In einem Editorial des «New England Journal of Medicine» erläutert Richard Lifton von der Yale University School of Medicine den Fortschritt: «Als die Sequenzierung des ersten menschlichen Genoms geplant wurde, kostete das Lesen von 1 Million Basen 100.000 Dollar. Das parallele Sequenzieren hunderter Millionen DNA-Abschnitte hat die Kosten für 1 Million Basen unter 1 Dollar gedrückt.» Bereits jetzt sei abzusehen, dass die Preise weiter fallen, schreibt Lifton.

Die Genetiker haben eine weitere Möglichkeit, sich beim Sequenzieren viel Geld und Zeit zu sparen. Die rund 23.000 Gene des Menschen umfassen nur etwa 1 Prozent des Genoms; auf dem Rest liegt keine Bauanleitung für Proteine. Zudem ist recht genau bekannt, wie der Anfang und das Ende eines Gens aussehen. Computer erkennen diese typischen Sequenzen sehr genau. Für viele aussagekräftige Resultate müssen also gar nicht alle 3,2 Milliarden Bausteine gelesen werden, so wie es beim Referenzgenom des Human Genome Project der Fall war.

«Es wird zunehmend klar, dass die Kosten schnell jenen Grenzwert erreichen, in dem das Sequenzieren der DNA ein routinierter Teil der Diagnostik wird», resümiert Lifton. Dadurch werden sich aber auch drängende Fragen stellen, heißt es in dem Medizinjournal: In welchem Lebensalter soll das Genom sequenziert werden? Wie soll man Patienten die Resultate mitteilen, ohne bei ihnen seelische Schäden auszulösen?

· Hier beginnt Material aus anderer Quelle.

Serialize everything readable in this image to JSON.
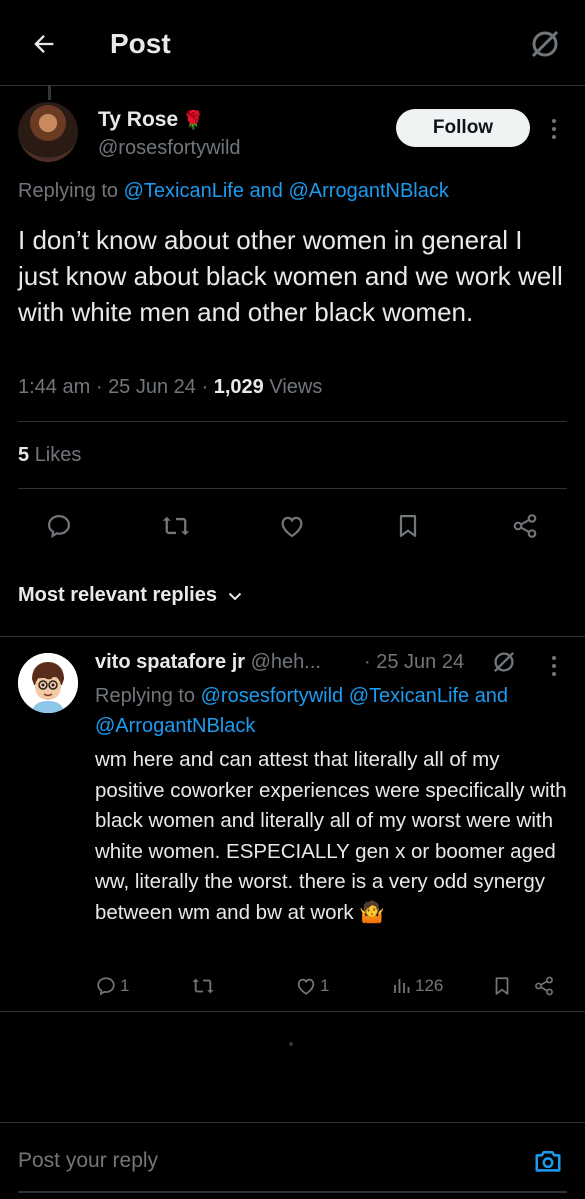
{
  "header": {
    "title": "Post"
  },
  "tweet": {
    "author_name": "Ty Rose",
    "author_emoji": "🌹",
    "author_handle": "@rosesfortywild",
    "follow_label": "Follow",
    "replying_prefix": "Replying to",
    "replying_to_1": "@TexicanLife",
    "replying_and": "and",
    "replying_to_2": "@ArrogantNBlack",
    "text": "I don’t know about other women in general I just know about black women and we work well with white men and other black women.",
    "time": "1:44 am",
    "sep": "·",
    "date": "25 Jun 24",
    "views_count": "1,029",
    "views_label": "Views",
    "likes_count": "5",
    "likes_label": "Likes"
  },
  "sort": {
    "label": "Most relevant replies"
  },
  "reply": {
    "name": "vito spatafore jr",
    "handle": "@heh...",
    "date": "· 25 Jun 24",
    "replying_prefix": "Replying to",
    "replying_to_1": "@rosesfortywild",
    "replying_to_2": "@TexicanLife",
    "replying_and": "and",
    "replying_to_3": "@ArrogantNBlack",
    "text": "wm here and can attest that literally all of my positive coworker experiences were specifically with black women and literally all of my worst were with white women. ESPECIALLY gen x or boomer aged ww, literally the worst. there is a very odd synergy between wm and bw at work 🤷",
    "reply_count": "1",
    "like_count": "1",
    "view_count": "126"
  },
  "compose": {
    "placeholder": "Post your reply"
  },
  "colors": {
    "background": "#000000",
    "text": "#e7e9ea",
    "muted": "#71767b",
    "link": "#1d9bf0",
    "divider": "#2f3336"
  },
  "icons": [
    "back-arrow-icon",
    "grok-icon",
    "rose-icon",
    "more-icon",
    "reply-icon",
    "repost-icon",
    "like-icon",
    "bookmark-icon",
    "share-icon",
    "chevron-down-icon",
    "views-icon",
    "camera-icon"
  ]
}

Die DNA der ganzen Familie wurde unter Leitung des Instituts für Systems Biology in Seattle entziffert. Neben den genetischen Krankheiten konnten weitere Fehler bei der Weitergabe der Erbinformation von Generation zu Generation untersucht werden. Ergebnis: Es treten in jedem neuen menschlichen Genom rund 70 neue Mutationen auf. Bislang gingen Experten davon aus, dass jeder Elternteil etwa 75 Mutationen - insgesamt als rund 150 - an seine Kinder weiterreicht.

Nach der Sequenzierung des Familien-Erbguts fahndeten schnelle Computer nach den Unterschieden zu anderen Genomen. Eltern, Kinder und Ärzte wissen nun bis ins letzte Detail um die Mutationen. Die Genetiker beziffern die Kosten für die Analyse eines Genoms auf umgerechnet rund 3.500 bis 7.000 Euro.

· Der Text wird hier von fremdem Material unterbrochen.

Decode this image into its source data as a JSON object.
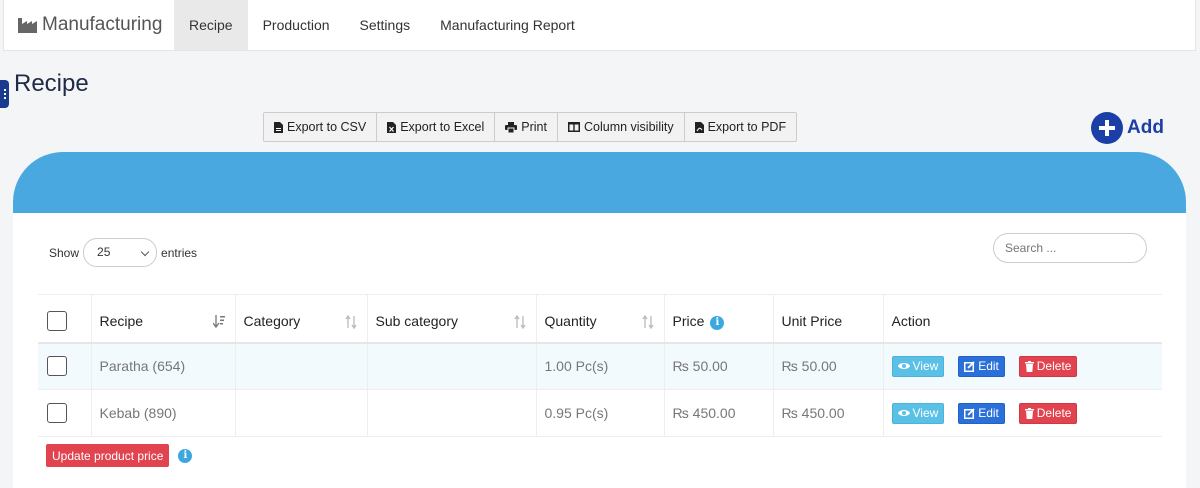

Die Suche in der DNA von Professor James Lupinski (zum Zeitpunkt der Analyse 32 Jahre alt) verlief nach dem gleichen Prinzip. Sein Erbgut wurde mit dem SOLiD-System von Applied Biosystems rund 30 Mal gelesen. Dabei zeigten sich sowohl in seiner mütterlichen als auch in der väterlichen Variante des Gens SH3TC2 eine Mutation. Nun ist bekannt, an welcher Stelle die Defekte liegen: Zum einen ist Genbaustein 148402474 betroffen, zum anderen Genbaustein 148368628.

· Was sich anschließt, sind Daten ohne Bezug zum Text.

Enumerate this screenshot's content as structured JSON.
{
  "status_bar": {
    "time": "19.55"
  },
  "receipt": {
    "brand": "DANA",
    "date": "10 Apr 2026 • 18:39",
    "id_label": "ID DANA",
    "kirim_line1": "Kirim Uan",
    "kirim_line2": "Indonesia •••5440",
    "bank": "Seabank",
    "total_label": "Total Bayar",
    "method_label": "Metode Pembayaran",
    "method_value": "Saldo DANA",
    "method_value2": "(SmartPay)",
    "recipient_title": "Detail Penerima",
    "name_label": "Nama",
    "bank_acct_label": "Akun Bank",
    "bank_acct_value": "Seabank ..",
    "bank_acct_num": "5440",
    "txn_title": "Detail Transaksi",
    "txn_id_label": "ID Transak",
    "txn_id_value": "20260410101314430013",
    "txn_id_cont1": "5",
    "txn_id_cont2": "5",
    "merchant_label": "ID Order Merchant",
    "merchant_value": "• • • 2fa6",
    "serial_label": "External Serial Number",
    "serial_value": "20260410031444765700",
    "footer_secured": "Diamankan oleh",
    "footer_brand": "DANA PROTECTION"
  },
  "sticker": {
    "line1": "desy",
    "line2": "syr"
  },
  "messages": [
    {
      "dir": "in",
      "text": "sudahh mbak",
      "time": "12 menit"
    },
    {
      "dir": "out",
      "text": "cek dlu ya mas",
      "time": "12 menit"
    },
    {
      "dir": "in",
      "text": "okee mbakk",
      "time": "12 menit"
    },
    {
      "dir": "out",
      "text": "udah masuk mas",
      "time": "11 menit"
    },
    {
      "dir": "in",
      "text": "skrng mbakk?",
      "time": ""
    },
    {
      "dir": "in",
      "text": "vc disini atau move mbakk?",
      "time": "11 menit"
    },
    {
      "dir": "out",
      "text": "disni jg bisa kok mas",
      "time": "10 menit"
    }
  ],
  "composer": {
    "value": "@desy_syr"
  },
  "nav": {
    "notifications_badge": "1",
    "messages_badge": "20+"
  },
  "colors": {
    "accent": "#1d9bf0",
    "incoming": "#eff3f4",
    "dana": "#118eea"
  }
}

In beiden Fällen handelt es sich um vergleichsweise einfache Nachweise, weil je Krankheit ja nur eine Erbanlage beteiligt ist. Bei anderen Leiden ­genannt seien Krebs, Parkinson, oder Diabetes ­ sind viele Gene beteiligt. Beide Arbeitsgruppen weisen darauf hin, dass es in solchen Fällen ungleich schwerer wird, die Ursache zu finden.